We don't know what the final purpose for the clay tile building will be. It was the only building not constructed of wood. The blue building is their school. It was hard to imagine that in 2 months the waters of the Amazon would be up to the underside of the floor of the stilt supported structure.
Obviously, the kiosks are not intended for longevity as few cruise ships make their way up the Amazon and make a stop here.
Almost everything used for building comes from the rainforest except for the metal roofs and the clay walls of the one building. We did note that blue plastic tarps we commonplace.
The little kids had some stuffed creatures for sale. Before we went ashore Lynn took some wrapped peppermint candies with him -- about 2 pounds. After he took the photo of the two kids he gave them each a candy and the mother standing behind them grinned with pleasure.
There were a lot of people posing with the chief and his family. As is the custom, he was given a dollar for posing and he had quite a wad of money.

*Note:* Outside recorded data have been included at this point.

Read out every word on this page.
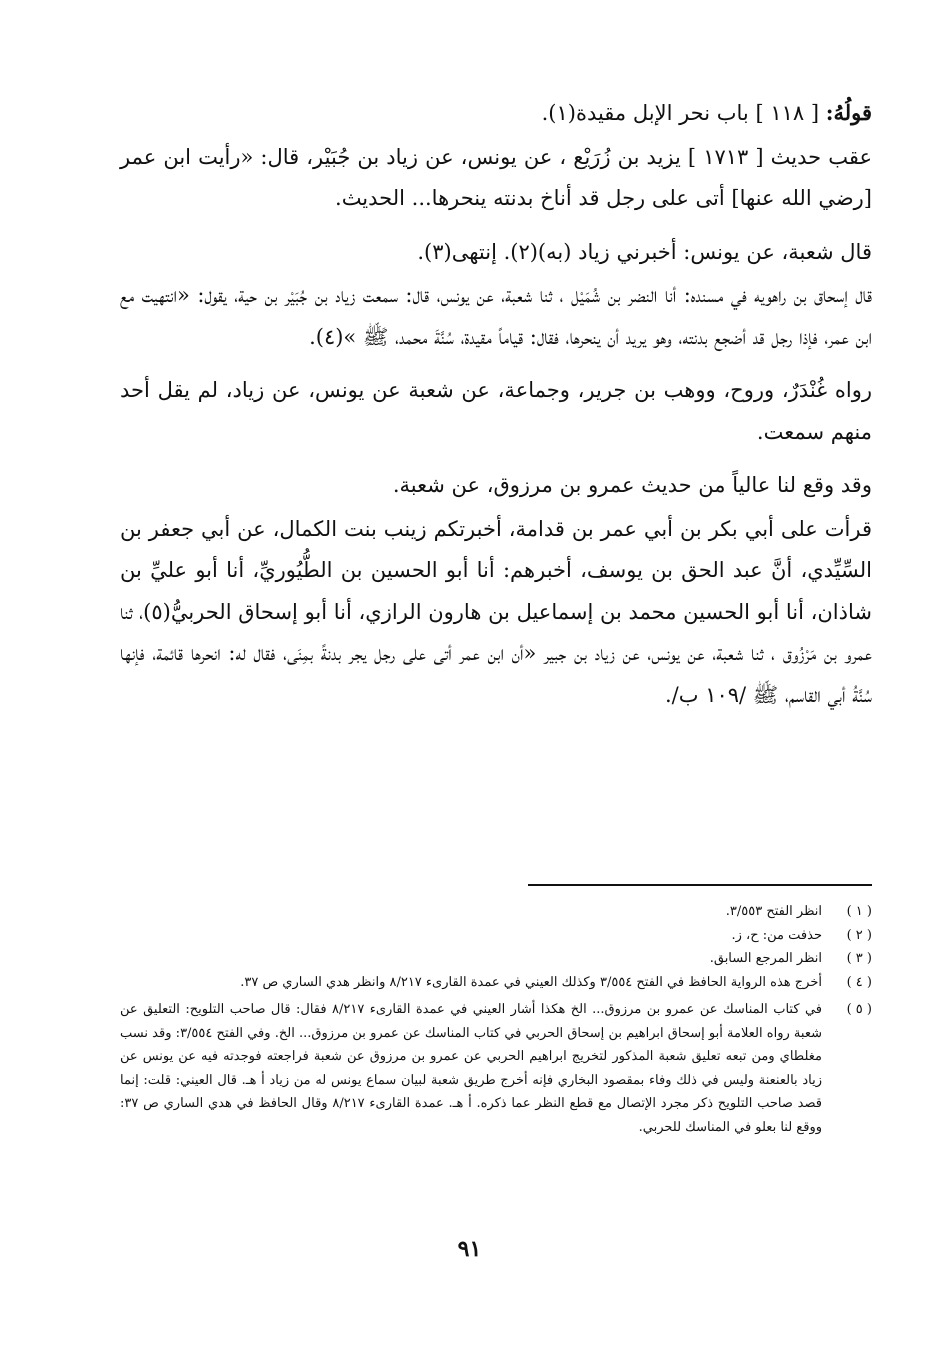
قولُهُ: [ ١١٨ ] باب نحر الإبل مقيدة(١).

عقب حديث [ ١٧١٣ ] يزيد بن زُرَيْع ، عن يونس، عن زياد بن جُبَيْر، قال: «رأيت ابن عمر [رضي الله عنها] أتى على رجل قد أناخ بدنته ينحرها... الحديث.

قال شعبة، عن يونس: أخبرني زياد (به)(٢). إنتهى(٣).

قال إسحاق بن راهويه في مسنده: أنا النضر بن شُمَيْل ، ثنا شعبة، عن يونس، قال: سمعت زياد بن جُبَيْر بن حية، يقول: «انتهيت مع ابن عمر، فإذا رجل قد أضجع بدنته، وهو يريد أن ينحرها، فقال: قياماً مقيدة، سُنَّةَ محمد، ﷺ »(٤).

رواه غُنْدَرٌ، وروح، ووهب بن جرير، وجماعة، عن شعبة عن يونس، عن زياد، لم يقل أحد منهم سمعت.

وقد وقع لنا عالياً من حديث عمرو بن مرزوق، عن شعبة.

قرأت على أبي بكر بن أبي عمر بن قدامة، أخبرتكم زينب بنت الكمال، عن أبي جعفر بن السِّيِّدي، أنَّ عبد الحق بن يوسف، أخبرهم: أنا أبو الحسين بن الطُّيُوريِّ، أنا أبو عليِّ بن شاذان، أنا أبو الحسين محمد بن إسماعيل بن هارون الرازي، أنا أبو إسحاق الحربيُّ(٥)، ثنا عمرو بن مَرْزُوق ، ثنا شعبة، عن يونس، عن زياد بن جبير «أن ابن عمر أتى على رجل يجر بدنةً بمِنَى، فقال له: انحرها قائمة، فإنها سُنَّةُ أبي القاسم، ﷺ /١٠٩ ب/.

( ١ )
انظر الفتح ٣/٥٥٣.
( ٢ )
حذفت من: ح، ز.
( ٣ )
انظر المرجع السابق.
( ٤ )
أخرج هذه الرواية الحافظ في الفتح ٣/٥٥٤ وكذلك العيني في عمدة القارىء ٨/٢١٧ وانظر هدي الساري ص ٣٧.
( ٥ )
في كتاب المناسك عن عمرو بن مرزوق... الخ هكذا أشار العيني في عمدة القارىء ٨/٢١٧ فقال: قال صاحب التلويح: التعليق عن شعبة رواه العلامة أبو إسحاق ابراهيم بن إسحاق الحربي في كتاب المناسك عن عمرو بن مرزوق... الخ. وفي الفتح ٣/٥٥٤: وقد نسب مغلطاي ومن تبعه تعليق شعبة المذكور لتخريج ابراهيم الحربي عن عمرو بن مرزوق عن شعبة فراجعته فوجدته فيه عن يونس عن زياد بالعنعنة وليس في ذلك وفاء بمقصود البخاري فإنه أخرج طريق شعبة لبيان سماع يونس له من زياد أ هـ. قال العيني: قلت: إنما قصد صاحب التلويح ذكر مجرد الإتصال مع قطع النظر عما ذكره. أ هـ. عمدة القارىء ٨/٢١٧ وقال الحافظ في هدي الساري ص ٣٧: ووقع لنا بعلو في المناسك للحربي.
٩١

Lynn took the above photo and gave each of the kids a couple of candies. When he stepped back he was tapped on the shoulder and another kid stuck his hand out. Of course Lynn gave him a candy as well. Like a flock of birds he was suddenly surrounded by a dozen or more kids with their hands out. Lynn gave the whole bag of candy to the eldest girl and motioned for her to distribute them, which she did. The chief just grinned.
As we were waiting for the shuttle to return and take us back to the ship we spotted a tree with large spread out roots. We later learned that this is normal for trees in the Amazon as their roots don't penetrate the ground for support as we are accustomed to seeing. Rather, they support and attain their nutrients from the top of the ground.
Finally, it became time for us to leave. We didn't notice on our visit to the village but there was grazing land with cattle alongside the adjoining river. We now begin our journey to Parintins.